Diptych

Thursday, September 23, 2004

Bug


I had some notes here somewhere about the Iranian valet parkers at the restaurant where I used to work - the Communist, the Wild and Crazy Guy, the Devotee, the Strongman, the Seeker, and Milo (short for Minderbinder). I lost those, but maybe they'll turn up. There were a few points I wanted to make about the Maginot Line, or Hard Christians, or low-voltage outdoor lighting or something, but I can't seem to shape them up. An article on Rome, a monograph upon the consequences of nitrogenous outflows from golf courses, a screed against For-Profit Insurance. No, no, none of them will do. I can't seem to write about hybrid SUV's or Swift Vote Veterans...

Big Fog
When I was a kid, I learned about the Revolution, and the Founders, and the Constitutional Convention. They taught me that our forefathers didn't really want to let slavery slip into the Constitution, but the stern reality of the time forced them to bank their ideals in the ashes of the Greater Good, and that our (inherent) nobler instincts sprang ablaze in the Civil War. I learned all that in school. That was in 1964, the year that Lyndon Johnson signed the Civil Rights Act, and California passed Proposition 14, which reversed the state's Fair Housing Act. I didn't know about the legislation then, because I was a little kid, and because none of the adults I knew cared about it. There were no Negros (as they were then tagged) in our town.

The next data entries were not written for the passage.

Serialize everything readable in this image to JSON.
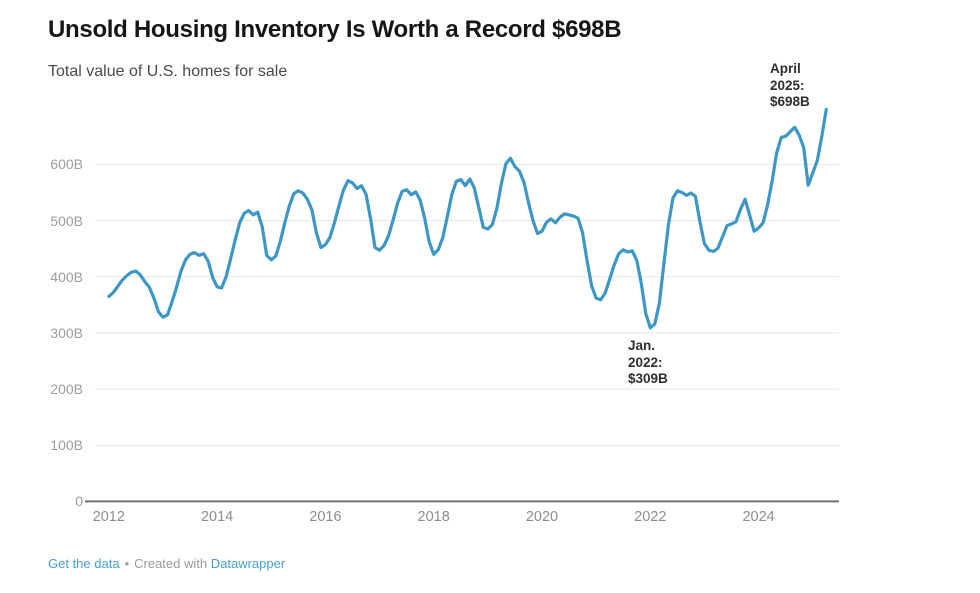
{
  "header": {
    "title": "Unsold Housing Inventory Is Worth a Record $698B",
    "subtitle": "Total value of U.S. homes for sale"
  },
  "chart_data": {
    "type": "line",
    "title": "Unsold Housing Inventory Is Worth a Record $698B",
    "subtitle": "Total value of U.S. homes for sale",
    "unit": "billions of USD",
    "frequency": "monthly",
    "x_start": "2012-01",
    "x_end": "2025-04",
    "ylim": [
      0,
      700
    ],
    "grid": "horizontal",
    "line_color": "#3d97c6",
    "grid_color": "#e7e7e7",
    "axis_color": "#6f6f6f",
    "yticks": [
      {
        "value": 0,
        "label": "0"
      },
      {
        "value": 100,
        "label": "100B"
      },
      {
        "value": 200,
        "label": "200B"
      },
      {
        "value": 300,
        "label": "300B"
      },
      {
        "value": 400,
        "label": "400B"
      },
      {
        "value": 500,
        "label": "500B"
      },
      {
        "value": 600,
        "label": "600B"
      }
    ],
    "xticks": [
      {
        "year": 2012,
        "label": "2012"
      },
      {
        "year": 2014,
        "label": "2014"
      },
      {
        "year": 2016,
        "label": "2016"
      },
      {
        "year": 2018,
        "label": "2018"
      },
      {
        "year": 2020,
        "label": "2020"
      },
      {
        "year": 2022,
        "label": "2022"
      },
      {
        "year": 2024,
        "label": "2024"
      }
    ],
    "values_by_year": [
      {
        "year": 2012,
        "values": [
          365,
          372,
          383,
          394,
          402,
          408,
          410,
          403,
          391,
          381,
          362,
          338
        ]
      },
      {
        "year": 2013,
        "values": [
          328,
          332,
          355,
          381,
          410,
          430,
          440,
          443,
          438,
          441,
          428,
          399
        ]
      },
      {
        "year": 2014,
        "values": [
          382,
          380,
          400,
          432,
          466,
          496,
          513,
          518,
          510,
          515,
          489,
          438
        ]
      },
      {
        "year": 2015,
        "values": [
          430,
          437,
          463,
          496,
          526,
          548,
          553,
          549,
          538,
          519,
          478,
          452
        ]
      },
      {
        "year": 2016,
        "values": [
          457,
          470,
          496,
          526,
          554,
          571,
          567,
          557,
          562,
          547,
          504,
          452
        ]
      },
      {
        "year": 2017,
        "values": [
          447,
          456,
          473,
          501,
          531,
          552,
          555,
          546,
          551,
          536,
          504,
          462
        ]
      },
      {
        "year": 2018,
        "values": [
          440,
          448,
          469,
          506,
          546,
          570,
          573,
          562,
          574,
          558,
          523,
          488
        ]
      },
      {
        "year": 2019,
        "values": [
          485,
          493,
          522,
          566,
          601,
          611,
          596,
          588,
          568,
          532,
          500,
          477
        ]
      },
      {
        "year": 2020,
        "values": [
          481,
          497,
          503,
          496,
          506,
          512,
          510,
          508,
          504,
          478,
          428,
          384
        ]
      },
      {
        "year": 2021,
        "values": [
          362,
          359,
          371,
          396,
          421,
          441,
          448,
          444,
          446,
          429,
          388,
          334
        ]
      },
      {
        "year": 2022,
        "values": [
          309,
          316,
          352,
          422,
          492,
          540,
          553,
          550,
          545,
          549,
          543,
          498
        ]
      },
      {
        "year": 2023,
        "values": [
          459,
          447,
          445,
          451,
          471,
          491,
          494,
          498,
          520,
          538,
          510,
          481
        ]
      },
      {
        "year": 2024,
        "values": [
          487,
          496,
          528,
          570,
          620,
          648,
          650,
          658,
          666,
          652,
          630,
          563
        ]
      },
      {
        "year": 2025,
        "values": [
          585,
          607,
          650,
          698
        ]
      }
    ],
    "annotations": [
      {
        "id": "jan-2022",
        "month": "2022-01",
        "value": 309,
        "lines": [
          "Jan.",
          "2022:",
          "$309B"
        ]
      },
      {
        "id": "april-2025",
        "month": "2025-04",
        "value": 698,
        "lines": [
          "April",
          "2025:",
          "$698B"
        ]
      }
    ]
  },
  "footer": {
    "get_data": "Get the data",
    "separator": "•",
    "created_with": "Created with",
    "datawrapper": "Datawrapper"
  }
}
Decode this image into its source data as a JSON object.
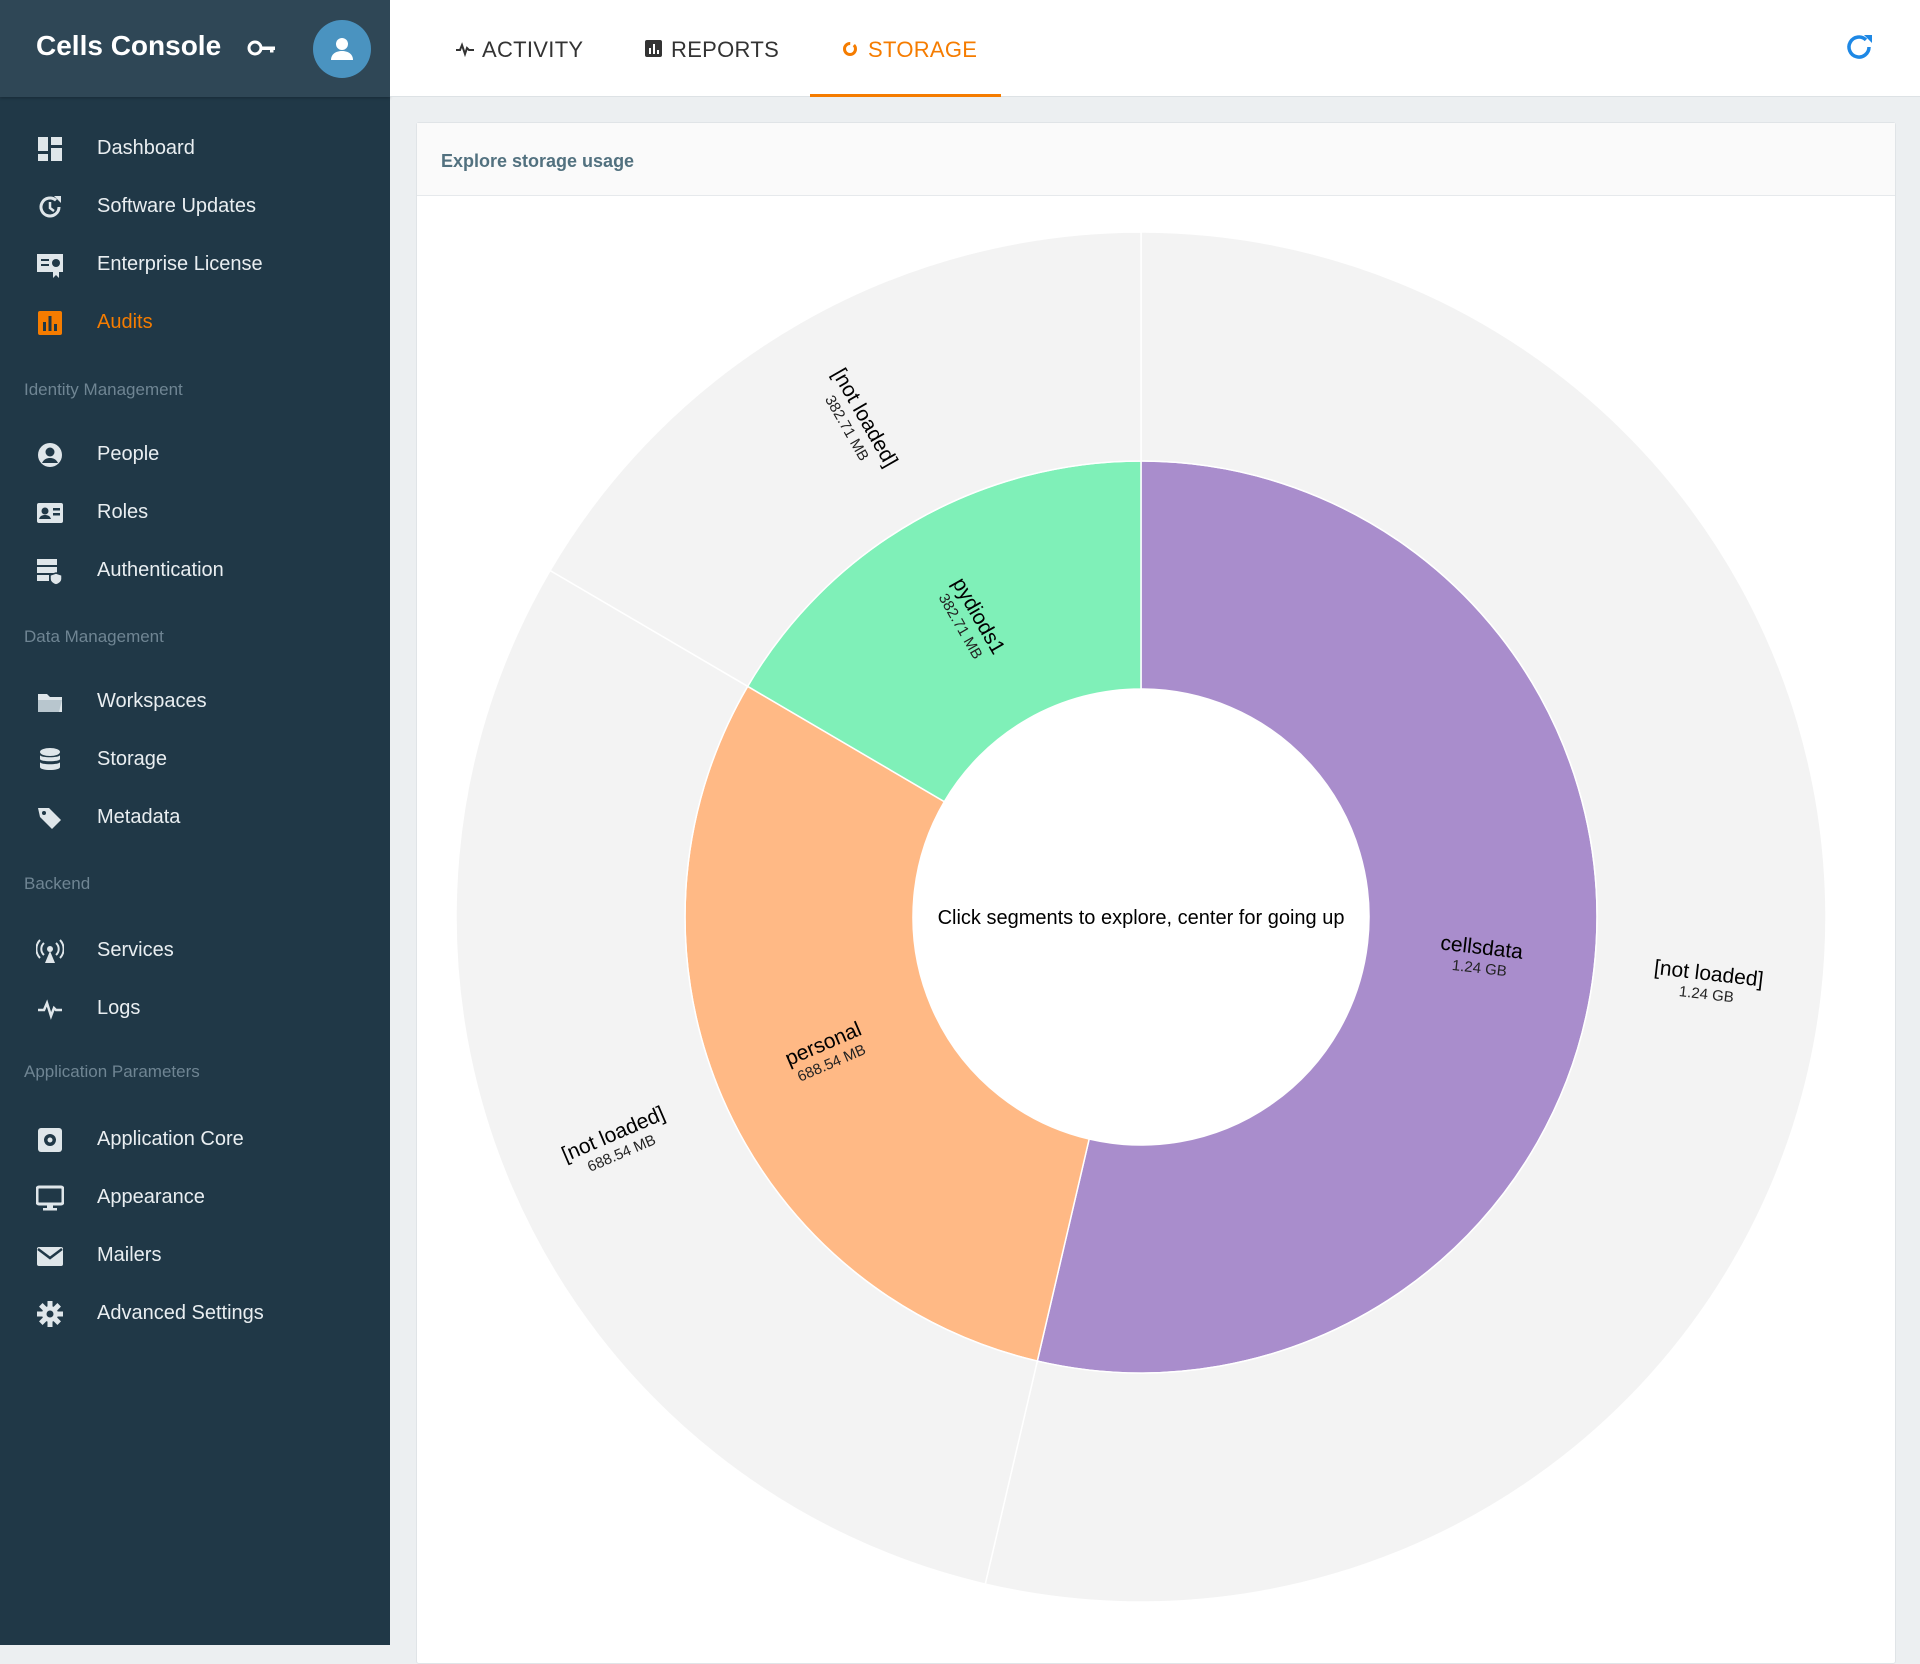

The following summer, they had a big thing called the "Watts Riots", which was in all the TV's. It even had a slogan, which was "burn, baby, burn". About a kajillion dollars worth of substandard rental housing and nearly every small business (there was no Big Business) in a large chunk of South Central LA got combusted.

I really believed the stuff I learned in school, and I still do - right down to my toes. But Watts planted a tiny seed of doubt in my young mind. It bugged me then, and it has never stopped bugging me. I've moved from town to town since then, and in nearly every one of them, there has been a "black part of town". Everybody knows it, and it doesn't even seem very strange to say "black part of town", as long as there are no black folks around.

Okay, it's strange to some white people, and some of them fret (night and day) about The Disadvantaged and so forth, but hardly anybody will come out and say that The Great Experiment had a big, fat, steamin' lie at its very core, and we've been covering it up, lying about it, making excuses for it ever since. Lord knows enough blood was spilled in the Civil War to attone for any kind of sin, but we chose to throw that sacrifice away back then, and go on with our lying and denying.

Now it's years later, and we've come to this point. Set aside Race, and all the talk and code-talk that goes with it. Just look at electoral politics, and the War on Terror, and other things that your TV tells you to see. Everybody knows that we're staring into the mirror of history this year, and we're deciding how we want to be forever. I want to believe what I was taught in school - that democracy will inevitably defeat Evil and that our shining Ideals will make all the bad assholes realize what losers they are and just cave before our mighty Right. That seems logical to me.

I wish I could hold that thought clear and pure. I really do. I blame those damn Watts riots for the irritating little whisper in my back-brain that wants me to think that we're really lying bastards who will do anything to anybody if it makes us richer, and that we'd rather live with an elephant turd in the dining room than face ourselves, and that we're headed for a fall.